For its second year, the festival’s mission statement was a little more muddled. Now set across two days, the first welcomed dance and techno heavyweights, while acts closer to the punk rock of last year played on the Saturday. This new programme, teamed with teething problems leading to delays and one stage being out of action for most of the weekend, meant it took time to settle into Wide Awake’s new identity.

“I’m so happy they approved my visa!” Peruvian DJ Sofia Kourtesis beamed during her Friday set of jubilant beats, while dance stalwarts Caribou and dynamic UK duo Overmono also proved highlights. Complete with a dazzling laser show, Bicep then showed their headliner credentials, gliding effortlessly through a set filled with thumping bass and otherworldly visuals.

With an entirely different clientele in attendance, Saturday’s rockier line-up began with North London’s Sorry, who interpolated lyrics from Louis Armstrong and Tears For Fears’ Mad World into their dark and untraditional post-punk. Later, Aussies Amyl & The Sniffers brought snotty punk anthems while ‘00s indie survivors The Horrors lived up to their chameleonic reputation, travelling from sludgy metal (Against The Blade) to euphoric trance (Something To Remember Me By).

The biggest crowd of the weekend, though, was reserved for Yard Act, possibly Britain’s brightest new hope in the punk world. Sardonic frontman James Smith lands somewhere between Jarvis Cocker and John Cooper Clarke and he led his excellent band through a set of wiry post-punk accompanied by razor-sharp social commentary.

Despite the drastically different feels to both days, it was when dance and rock overlapped that Wide Awake as a whole began to make sense. The cross-pollination of the two genres is creating some of the most interesting and cutting-edge music around at the moment, and in Friday sets from London’s PVA and Yorkshire’s Working Men’s Club, fierce techno beats rubbed up against punk elements with no care for traditional genre boundaries. It was Bristol’s SCALPING that toed this line most thrillingly though. The band’s music is as intense and bludgeoning as their name, mixing techno beats and metal guitars, and they turned half the tent into a mosh pit, the other half a dancefloor.

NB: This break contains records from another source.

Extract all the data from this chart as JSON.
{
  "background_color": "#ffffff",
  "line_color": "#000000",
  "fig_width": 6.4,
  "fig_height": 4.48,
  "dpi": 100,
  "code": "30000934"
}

After a weekend that shone when boundaries melted away and genres collided, it was fitting to end the festival with Primal Scream playing their 1991 classic Screamadelica, one of the defining examples of rock and dance merging. Backed by a troupe of choral backing singers, Bobby Gillespie was on exhilarating form, with Movin’ On Up and Loaded soundtracking a blissful send-off for a festival that, after a few issues, ended up finding its place.